33. Telah Pergi

201 23 1
                                    

***

Angkasa merasa khawatir ketika handphonenya terus berdenting tanpa berhenti. membuat irama yang memekakkan telinga dan memuakkan. Lelaki itu baru saja tiba di bandara dan mengaktifkan hp nya yang sudah ia non aktifkan kurang lebih satu minggu ini. Ia  memeriksa log panggilan, ada banyak panggilan yang tidak terjawab dari semua anggota keluarganya, kecuali Azura.

Ia merasa aneh, mengapa Azura tidak menghubunginya di antara semua anggota keluarga yang berlomba-lomba menghubunginya. Ia tergugu setelahnya, menyadari sesuatu. Apa sesuatu yang buruk baru saja terjadi pada istrinya?

Ia mendial nomor Azura, namun panggilannya tak diangkat. Sekali, dua kali, ia kemudian memutuskan untuk segera mencari taksi agar bisa sampai di rumah secepat mungkin.

Rasa takut menyergapnya, pikiran buruk silih berganti singgah di bayangannya, memikirkan bahwa Azura sedang tidak baik-baik saja entah mengapa membuatnya merasa tercabik, sakit hati, dan ia tidak akan berhenti menyalahkan dirinya.
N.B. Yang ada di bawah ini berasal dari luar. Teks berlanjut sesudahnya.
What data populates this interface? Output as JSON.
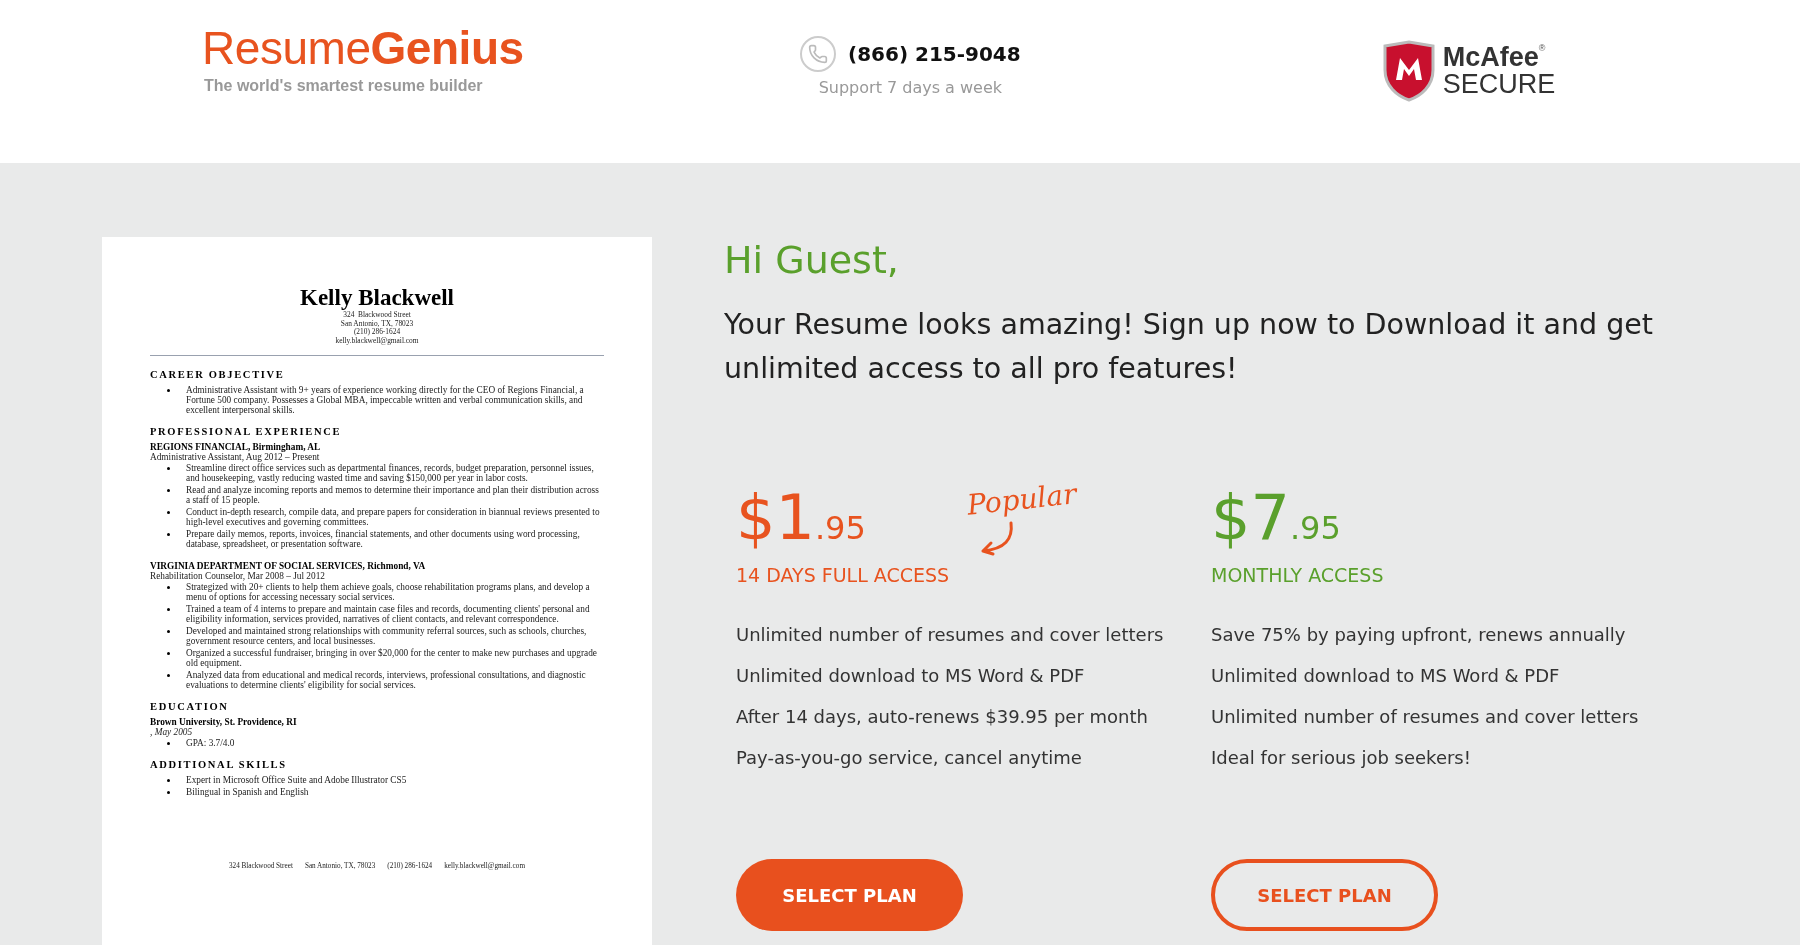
{
  "header": {
    "logo": {
      "light": "Resume",
      "bold": "Genius",
      "tagline": "The world's smartest resume builder"
    },
    "phone": {
      "number": "(866) 215-9048",
      "note": "Support 7 days a week"
    },
    "badge": {
      "brand": "McAfee",
      "mark": "®",
      "label": "SECURE"
    }
  },
  "resume": {
    "name": "Kelly Blackwell",
    "contact": [
      "324  Blackwood Street",
      "San Antonio, TX, 78023",
      "(210) 286-1624",
      "kelly.blackwell@gmail.com"
    ],
    "sections": [
      {
        "heading": "CAREER OBJECTIVE",
        "blocks": [
          {
            "bullets": [
              "Administrative Assistant with 9+ years of experience working directly for the CEO of Regions Financial, a Fortune 500 company. Possesses a Global MBA, impeccable written and verbal communication skills, and excellent interpersonal skills."
            ]
          }
        ]
      },
      {
        "heading": "PROFESSIONAL EXPERIENCE",
        "blocks": [
          {
            "org": "REGIONS FINANCIAL, Birmingham, AL",
            "role": "Administrative Assistant, Aug 2012 – Present",
            "bullets": [
              "Streamline direct office services such as departmental finances, records, budget preparation, personnel issues, and housekeeping, vastly reducing wasted time and saving $150,000 per year in labor costs.",
              "Read and analyze incoming reports and memos to determine their importance and plan their distribution across a staff of 15 people.",
              "Conduct in-depth research, compile data, and prepare papers for consideration in biannual reviews presented to high-level executives and governing committees.",
              "Prepare daily memos, reports, invoices, financial statements, and other documents using word processing, database, spreadsheet, or presentation software."
            ]
          },
          {
            "org": "VIRGINIA DEPARTMENT OF SOCIAL SERVICES, Richmond, VA",
            "role": "Rehabilitation Counselor, Mar 2008 – Jul 2012",
            "bullets": [
              "Strategized with 20+ clients to help them achieve goals, choose rehabilitation programs plans, and develop a menu of options for accessing necessary social services.",
              "Trained a team of 4 interns to prepare and maintain case files and records, documenting clients' personal and eligibility information, services provided, narratives of client contacts, and relevant correspondence.",
              "Developed and maintained strong relationships with community referral sources, such as schools, churches, government resource centers, and local businesses.",
              "Organized a successful fundraiser, bringing in over $20,000 for the center to make new purchases and upgrade old equipment.",
              "Analyzed data from educational and medical records, interviews, professional consultations, and diagnostic evaluations to determine clients' eligibility for social services."
            ]
          }
        ]
      },
      {
        "heading": "EDUCATION",
        "blocks": [
          {
            "org": "Brown University, St. Providence, RI",
            "date": ", May 2005",
            "bullets": [
              "GPA: 3.7/4.0"
            ]
          }
        ]
      },
      {
        "heading": "ADDITIONAL SKILLS",
        "blocks": [
          {
            "bullets": [
              "Expert in Microsoft Office Suite and Adobe Illustrator CS5",
              "Bilingual in Spanish and English"
            ]
          }
        ]
      }
    ],
    "footer": [
      "324 Blackwood Street",
      "San Antonio, TX, 78023",
      "(210) 286-1624",
      "kelly.blackwell@gmail.com"
    ]
  },
  "greeting": "Hi Guest,",
  "message": "Your Resume looks amazing! Sign up now to Download it and get unlimited access to all pro features!",
  "plans": [
    {
      "price": "$1",
      "cents": ".95",
      "title": "14 DAYS FULL ACCESS",
      "color": "#e8531f",
      "popular": "Popular",
      "features": [
        "Unlimited number of resumes and cover letters",
        "Unlimited download to MS Word & PDF",
        "After 14 days, auto-renews $39.95 per month",
        "Pay-as-you-go service, cancel anytime"
      ],
      "button": {
        "label": "SELECT PLAN",
        "kind": "filled"
      }
    },
    {
      "price": "$7",
      "cents": ".95",
      "title": "MONTHLY ACCESS",
      "color": "#5aa02c",
      "features": [
        "Save 75% by paying upfront, renews annually",
        "Unlimited download to MS Word & PDF",
        "Unlimited number of resumes and cover letters",
        "Ideal for serious job seekers!"
      ],
      "button": {
        "label": "SELECT PLAN",
        "kind": "outline"
      }
    }
  ]
}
Setelah melewati perjalanan sekitar dua puluh menit dalam diam, Angkasa kini turun dari taksi tanpa membawa apa-apa. Ia melewati gerbang, masuk lebih dalam sampai ia menjejak teras dan berhadapan dengan pintu besar yang bercat kuning ke emasan.

Angkasa tiba-tiba gugup, jujur saja ia takut, setelah ini pasti ia akan mendapatkan banyak makian dari seluruh anggota keluarganya.

Ia mendorong pintu di iringi dengan salam yang keluar dari mulutnya. Hal pertama yang ia dapati adalah rumah yang begitu sunyi, seperti rumah yang telah di tinggal bertahun-tahun, tidak ada warna di dalamnya.

"Bintang..." Panggilnya pelan. Langkahnya terayun membawanya menaiki anak tangga, menggumam nama Azura sekali lagi, namun suaranya hanya berbalas gemaan. Ia mendorong pintu kamarnya, berharap menemukan Azura disana. Namun kamar itu tampak kosong tak berpenghuni.

Ia melangkah lagi, kali ini berbelok setelah melewati ruang santai, mendorong pintu kamar eyang dengan panggilan yang sama bergema. Tidak ada siapa-siapa disana, kemana semua orang?

Jadi ia kembali menuruni anak tangga, berjalan ke arah dapur, namun keadaan seperti sebelumnya, sepi, sunyi, tak berpenghuni.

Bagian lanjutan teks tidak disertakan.